Louisa shook her head and then almost laughed at the determined look on River’s face, which would have been more effective without the bruising, cuts and ice packs.
“You’ll probably be more comfortable in my bed. Come on, I’ll help you there,” Louisa said, pushing herself to her feet.
“Can I stay out here?” River asked as she approached, his voice quiet and reserved. His eyes looked above her before meeting her own, a layer of fear passing through them before he blinked it away and set a neutral look on his face as if he were asking about the weather.
“Yeah, of course,” Louisa said, walking to the kitchen to fill up a water glass for herself, leaving it on the coffee table.
Louisa didn’t much fancy being further away from a door than necessary either, not after thinking they might die in an underground bunker. She made sure River was as comfortable as he could be before chancing a kiss to his forehead, her mind drifting unbidden to the first time he had done the same for her, the first time she leaned into his comfort when she needed it the most.

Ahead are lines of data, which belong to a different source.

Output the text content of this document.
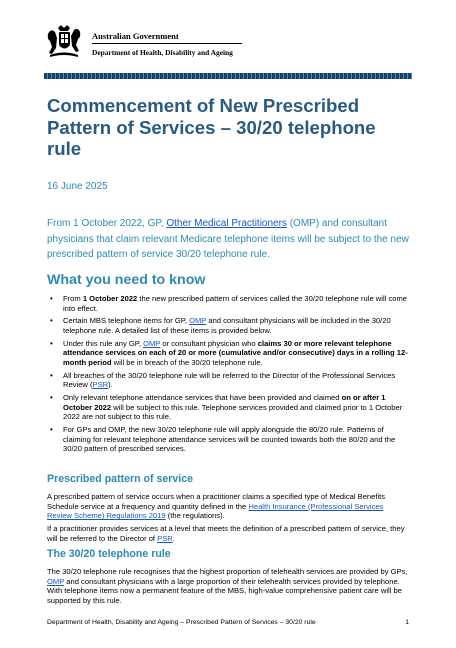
Australian Government
Department of Health, Disability and Ageing
Commencement of New Prescribed Pattern of Services – 30/20 telephone rule
16 June 2025

From 1 October 2022, GP, Other Medical Practitioners (OMP) and consultant physicians that claim relevant Medicare telephone items will be subject to the new prescribed pattern of service 30/20 telephone rule.

What you need to know
• From 1 October 2022 the new prescribed pattern of services called the 30/20 telephone rule will come into effect.
• Certain MBS telephone items for GP, OMP and consultant physicians will be included in the 30/20 telephone rule. A detailed list of these items is provided below.
• Under this rule any GP, OMP or consultant physician who claims 30 or more relevant telephone attendance services on each of 20 or more (cumulative and/or consecutive) days in a rolling 12-month period will be in breach of the 30/20 telephone rule.
• All breaches of the 30/20 telephone rule will be referred to the Director of the Professional Services Review (PSR).
• Only relevant telephone attendance services that have been provided and claimed on or after 1 October 2022 will be subject to this rule. Telephone services provided and claimed prior to 1 October 2022 are not subject to this rule.
• For GPs and OMP, the new 30/20 telephone rule will apply alongside the 80/20 rule. Patterns of claiming for relevant telephone attendance services will be counted towards both the 80/20 and the 30/20 pattern of prescribed services.
Prescribed pattern of service

A prescribed pattern of service occurs when a practitioner claims a specified type of Medical Benefits Schedule service at a frequency and quantity defined in the Health Insurance (Professional Services Review Scheme) Regulations 2019 (the regulations).

If a practitioner provides services at a level that meets the definition of a prescribed pattern of service, they will be referred to the Director of PSR.

The 30/20 telephone rule

The 30/20 telephone rule recognises that the highest proportion of telehealth services are provided by GPs, OMP and consultant physicians with a large proportion of their telehealth services provided by telephone. With telephone items now a permanent feature of the MBS, high-value comprehensive patient care will be supported by this rule.

Department of Health, Disability and Ageing – Prescribed Pattern of Services – 30/20 rule	1
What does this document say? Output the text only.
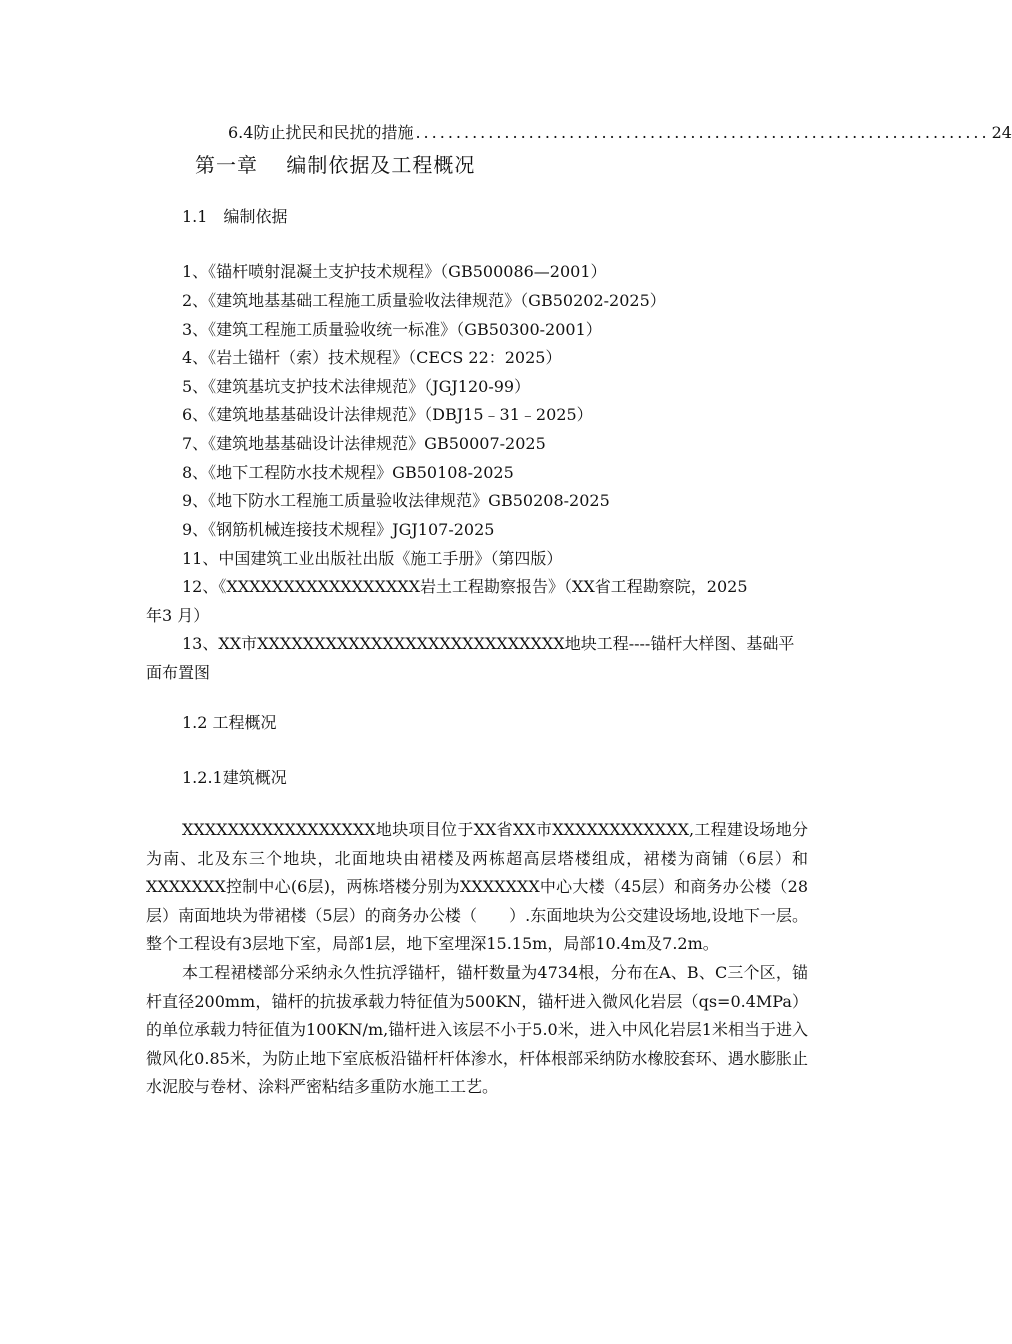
6.4 防止扰民和民扰的措施 ....................................................................... 24
第一章　 编制依据及工程概况
1.1　编制依据
1、《锚杆喷射混凝土支护技术规程》（GB500086—2001）
2、《建筑地基基础工程施工质量验收法律规范》（GB50202-2025）
3、《建筑工程施工质量验收统一标准》（GB50300-2001）
4、《岩土锚杆（索）技术规程》（CECS 22：2025）
5、《建筑基坑支护技术法律规范》（JGJ120-99）
6、《建筑地基基础设计法律规范》（DBJ15﹣31﹣2025）
7、《建筑地基基础设计法律规范》GB50007-2025
8、《地下工程防水技术规程》GB50108-2025
9、《地下防水工程施工质量验收法律规范》GB50208-2025
9、《钢筋机械连接技术规程》JGJ107-2025
11、中国建筑工业出版社出版《施工手册》（第四版）
12、《XXXXXXXXXXXXXXXXX岩土工程勘察报告》（XX省工程勘察院，2025
年3 月）
13、XX市XXXXXXXXXXXXXXXXXXXXXXXXXXX地块工程----锚杆大样图、基础平
面布置图
1.2 工程概况
1.2.1建筑概况

XXXXXXXXXXXXXXXXX地块项目位于XX省XX市XXXXXXXXXXXX,工程建设场地分为南、北及东三个地块，北面地块由裙楼及两栋超高层塔楼组成，裙楼为商铺（6层）和XXXXXXX控制中心(6层)，两栋塔楼分别为XXXXXXX中心大楼（45层）和商务办公楼（28层）南面地块为带裙楼（5层）的商务办公楼（　　）.东面地块为公交建设场地,设地下一层。整个工程设有3层地下室，局部1层，地下室埋深15.15m，局部10.4m及7.2m。

本工程裙楼部分采纳永久性抗浮锚杆，锚杆数量为4734根，分布在A、B、C三个区，锚杆直径200mm，锚杆的抗拔承载力特征值为500KN，锚杆进入微风化岩层（qs=0.4MPa）的单位承载力特征值为100KN/m,锚杆进入该层不小于5.0米，进入中风化岩层1米相当于进入微风化0.85米，为防止地下室底板沿锚杆杆体渗水，杆体根部采纳防水橡胶套环、遇水膨胀止水泥胶与卷材、涂料严密粘结多重防水施工工艺。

His eyes slipped closed at her touch. “Sleep for now, River. You’re safe.”
“I know,” River mumbled.
He was asleep before she made it to the other side of the room, Louisa letting out an exaggerated exhale, relieved that he was resting. Louisa checked her watch and set a timer for three hours. She would wake River reluctantly then to make sure his concussion hadn’t worsened. Until then, she double-checked all the windows and doors were locked.
Then, she checked that the gun was loaded and watched the door. Ho or Lamb would tell them when it was safe. Then she would convince River to go to A&E and get himself properly looked at. Until then, she’d watch him sleep.
It almost happened again, but as she watched River’s chest rise and fall with each breath, she thanked every god she could think of that it didn’t.